On

Aggrgation Framework In mongoDB

Aggregations operations process data records and return computed results. Aggregation operations group values from multiple documents together and can perform a variety of operations on the grouped data to return a single result. In SQL count(*) and with the group by is an equivalent of MongoDB aggregation.

The aggregate() Method

For the aggregation in MongoDB, you should use aggregate() method.

Syntax

Basic syntax of aggregate() method is as follows -
>db.COLLECTION_NAME.aggregate(AGGREGATE_OPERATION)

Example

In the collection, you have the following data -

{
    _id: ObjectId("8dr980rk902c"),
    title: 'MongoDB Overview',
    description: 'MongoDB is no sql database',
    by_user: 'Livescript Admin',
    url: 'http://www.livescript.in',
    tags: ['mongodb', 'database', 'NoSQL'],
    likes: 100
},
{
    _id: ObjectId("7df78ad8902d"),
    title: 'NoSQL Overview',
    description: 'No sql database is very fast',
    by_user: 'Livescript Admin',
    url: 'http://www.livescript.com',
    tags: ['mongodb', 'database', 'NoSQL'],
    likes: 10
},
{
    _id: ObjectId(7df78ad8902e),
    title: 'CouchDb Overview',
    description: 'CouchDb is no sql database',
    by_user: 'CouchDb',
    url: 'http://www.livescript.in',
    tags: ['CouchDb', 'database', 'NoSQL'],
    likes: 750
}

Now from the above collection, if you want to display a list stating how many tutorials are written by each user, then you will use the following aggregate() method -
>db.mycol.aggregate([{$group : {_id : "$by_user", num_tutorial : {$sum : 1}}}])


//Output

{
    "result":
        [
            {
                "_id" : "Livescript Admin",
                "num_tutorial" : 2
            },
            {
                "_id" : "CouchDb",
                "num_tutorial" : 1
            }
        ],
        "ok" : 1
} 

SQL equivalent query for the above use case will be

select by_user, count(*) from the mycol group by by_user.
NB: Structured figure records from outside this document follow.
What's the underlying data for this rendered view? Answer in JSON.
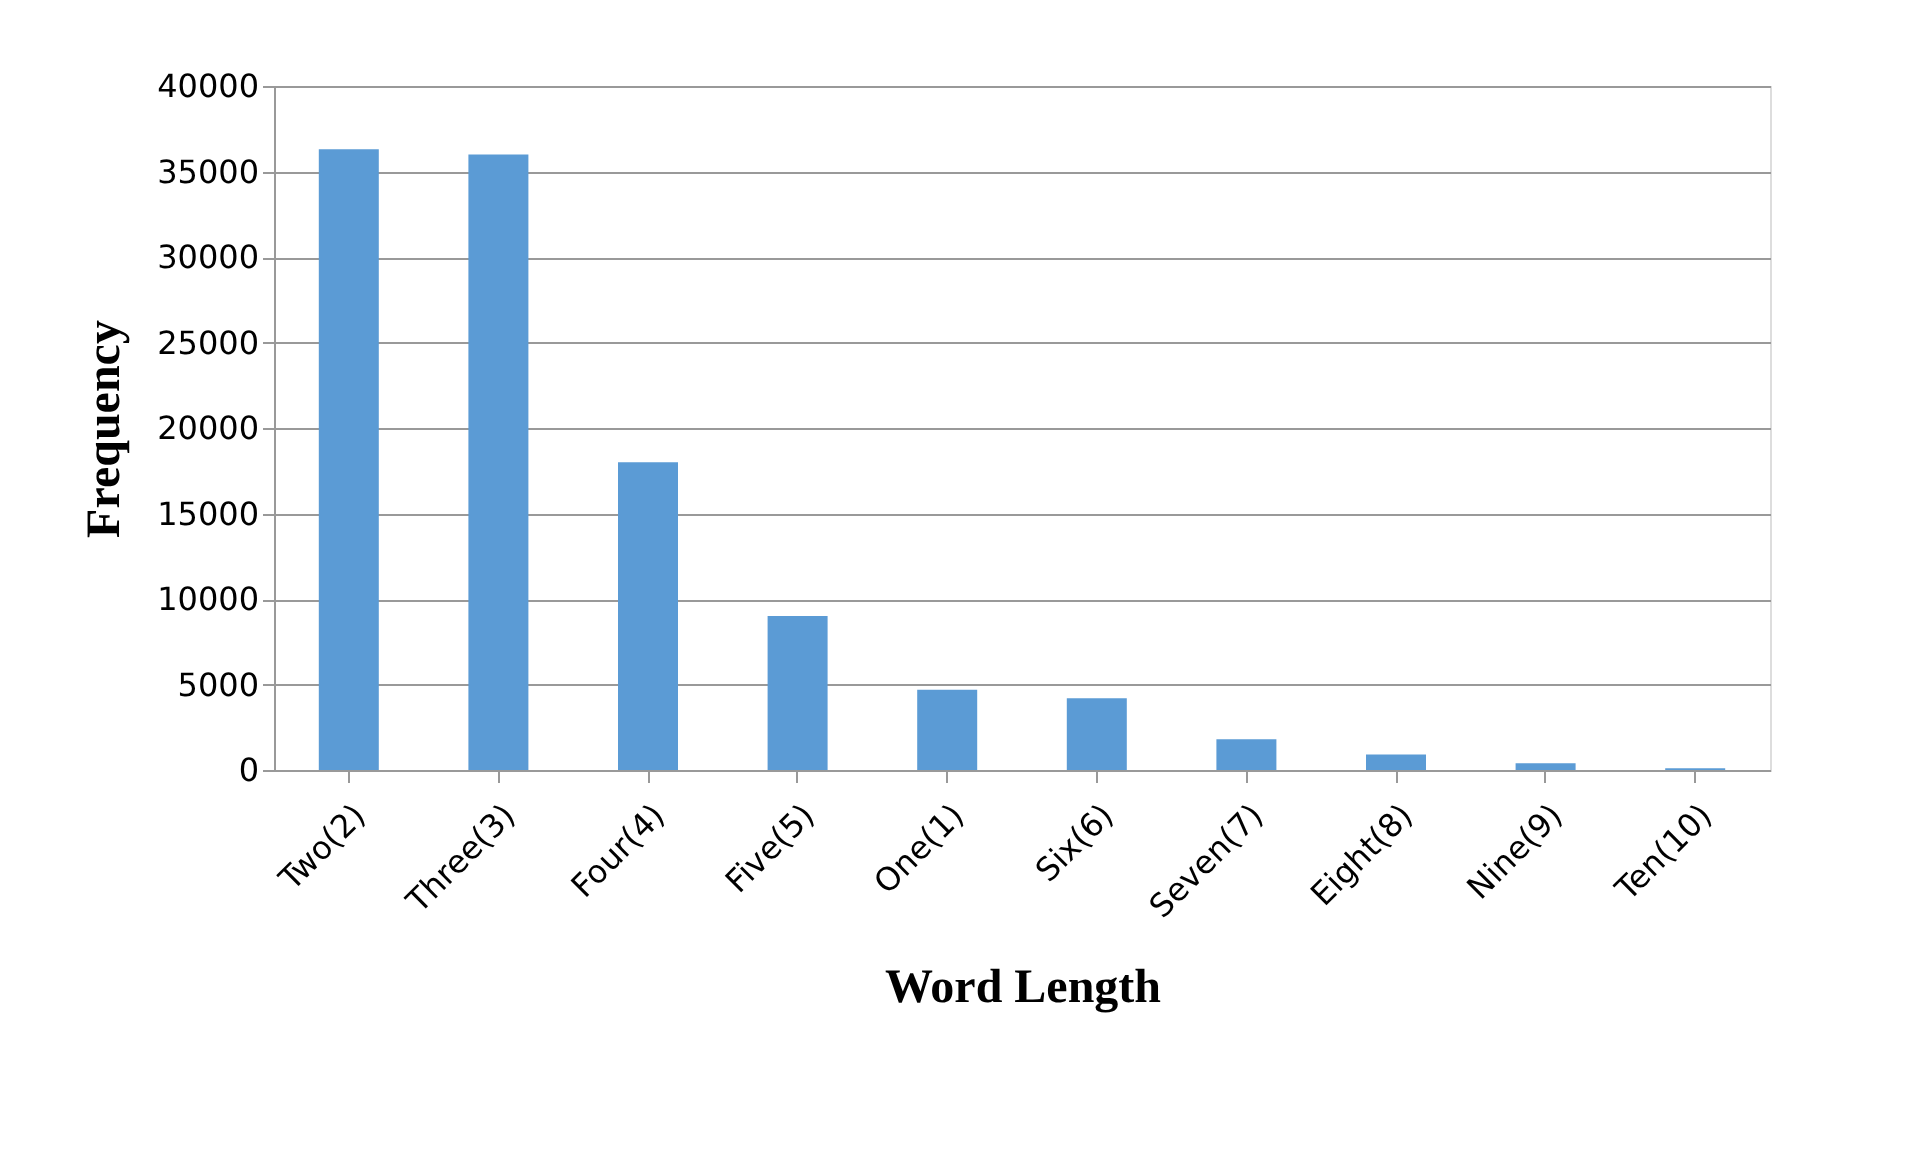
{
  "chart_data": {
    "type": "bar",
    "xlabel": "Word Length",
    "ylabel": "Frequency",
    "categories": [
      "Two(2)",
      "Three(3)",
      "Four(4)",
      "Five(5)",
      "One(1)",
      "Six(6)",
      "Seven(7)",
      "Eight(8)",
      "Nine(9)",
      "Ten(10)"
    ],
    "values": [
      36300,
      36000,
      18000,
      9000,
      4700,
      4200,
      1800,
      900,
      400,
      100
    ],
    "color": "#5b9bd5",
    "ylim": [
      0,
      40000
    ],
    "yticks": [
      0,
      5000,
      10000,
      15000,
      20000,
      25000,
      30000,
      35000,
      40000
    ],
    "grid": "y",
    "legend": false
  }
}
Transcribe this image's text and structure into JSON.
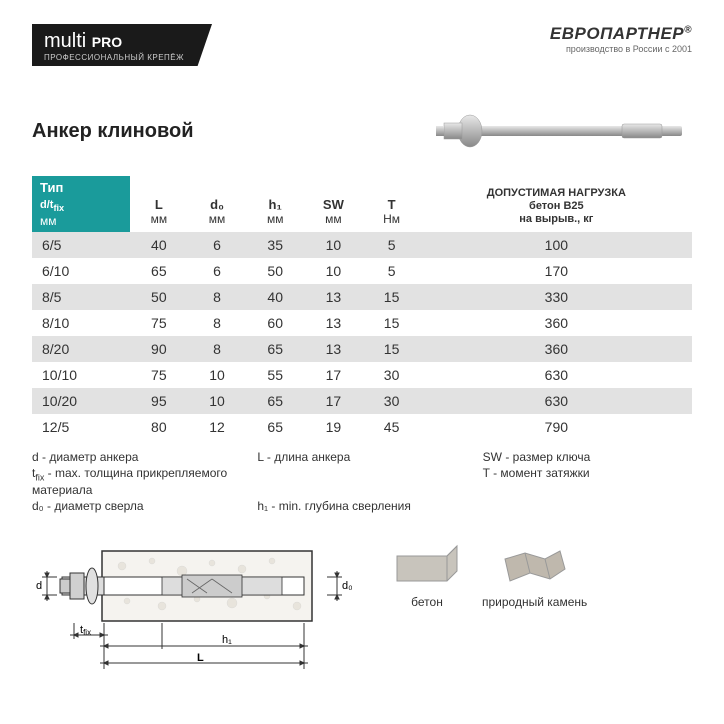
{
  "brand_left": {
    "name": "multi",
    "suffix": "PRO",
    "tagline": "ПРОФЕССИОНАЛЬНЫЙ КРЕПЁЖ"
  },
  "brand_right": {
    "name": "ЕВРОПАРТНЕР",
    "reg": "®",
    "tagline": "производство в России с 2001"
  },
  "title": "Анкер клиновой",
  "table": {
    "headers": [
      {
        "label": "Тип",
        "sub": "d/t_fix",
        "unit": "мм"
      },
      {
        "label": "L",
        "unit": "мм"
      },
      {
        "label": "d₀",
        "unit": "мм"
      },
      {
        "label": "h₁",
        "unit": "мм"
      },
      {
        "label": "SW",
        "unit": "мм"
      },
      {
        "label": "T",
        "unit": "Нм"
      },
      {
        "label": "ДОПУСТИМАЯ НАГРУЗКА",
        "sub": "бетон B25",
        "unit": "на вырыв., кг"
      }
    ],
    "rows": [
      [
        "6/5",
        "40",
        "6",
        "35",
        "10",
        "5",
        "100"
      ],
      [
        "6/10",
        "65",
        "6",
        "50",
        "10",
        "5",
        "170"
      ],
      [
        "8/5",
        "50",
        "8",
        "40",
        "13",
        "15",
        "330"
      ],
      [
        "8/10",
        "75",
        "8",
        "60",
        "13",
        "15",
        "360"
      ],
      [
        "8/20",
        "90",
        "8",
        "65",
        "13",
        "15",
        "360"
      ],
      [
        "10/10",
        "75",
        "10",
        "55",
        "17",
        "30",
        "630"
      ],
      [
        "10/20",
        "95",
        "10",
        "65",
        "17",
        "30",
        "630"
      ],
      [
        "12/5",
        "80",
        "12",
        "65",
        "19",
        "45",
        "790"
      ]
    ]
  },
  "legend": [
    "d - диаметр анкера",
    "L - длина анкера",
    "SW - размер ключа",
    "t_fix - max. толщина прикрепляемого материала",
    "T - момент затяжки",
    "d₀ - диаметр сверла",
    "h₁ - min. глубина сверления"
  ],
  "diagram_labels": {
    "d": "d",
    "tfix": "t_fix",
    "h1": "h₁",
    "L": "L",
    "d0": "d₀"
  },
  "materials": [
    {
      "label": "бетон",
      "fill": "#c8c4bc"
    },
    {
      "label": "природный камень",
      "fill": "#bfb8ad"
    }
  ],
  "colors": {
    "header_bg": "#1a1a1a",
    "teal": "#1a9b9b",
    "row_odd": "#e2e2e2",
    "row_even": "#ffffff",
    "text": "#333333",
    "metal_light": "#d8d8d8",
    "metal_dark": "#888888"
  }
}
In the above example, we have grouped documents by field by_user and on each occurrence of the by_user previous value of the sum is incremented.

Following is a list of available aggregation expressions.

$sum

Sums up the defined value from all documents in the collection.
>db.mycol.aggregate([{$group : {_id : "$by_user", num_tutorial : {$sum : "$likes"}}}])

$avg

Calculates the average of all given values from all documents in the collection.
>db.mycol.aggregate([{$group : {_id : "$by_user", num_tutorial : {$avg : "$likes"}}}])

$min

Gets the minimum of the corresponding values from all documents in the collection.
>db.mycol.aggregate([{$group : {_id : "$by_user", num_tutorial : {$min : "$likes"}}}])

$max

Gets the maximum of the corresponding values from all documents in the collection.
>db.mycol.aggregate([{$group : {_id : "$by_user", num_tutorial : {$max : "$likes"}}}])

$push

Inserts the value to an array in the resulting document.
>db.mycol.aggregate([{$group : {_id : "$by_user", url : {$push: "$url"}}}])

$addToSet

Inserts the value to an array in the resulting document but does not create duplicates.
db.mycol.aggregate([{$group : {_id : "$by_user", url : {$addToSet : "$url"}}}])

$firstGets 

The first document from the source documents according to the grouping. Typically this makes only sense together with some previously applied 
stage.db.mycol.aggregate([{$group : {_id : "$by_user", first_url : {$first : "$url"}}}])

$last

Gets the last document from the source documents according to the grouping. Typically this makes only sense together with some previously applied 
stage.db.mycol.aggregate([{$group : {_id : "$by_user", last_url : {$last : "$url"}}}])

Pipeline Concept


aggregation-pipeline


In UNIX command, shell pipeline means the possibility to execute an operation on some input and use the output as the input for the next command and so on. MongoDB also supports the same concept in aggregation framework. There is a set of possible stages and each of those is taken as a set of documents as an input and produces a resulting set of documents (or the final resulting JSON document at the end of the pipeline). This can then, in turn, be used for the next stage and so on.
Following are the possible stages in aggregation framework -

$project - Used to select some specific fields from a collection.

$match - This is a filtering operation and thus this can reduce the number of documents that are given as input to the next stage.

$group - This does the actual aggregation as discussed above.

$sort - Sorts the documents.

$skip - With this, it is possible to skip forward in the list of documents for a given amount of documents.

$limit - This limits the number of documents to look at, by the given number starting from the current positions.

$unwind - This is used to unwind document that are using arrays. When using an array, the data is kind of pre-joined and this operation will be undone with this to have individual documents again. Thus with this stage, we will increase the number of documents for the next stage.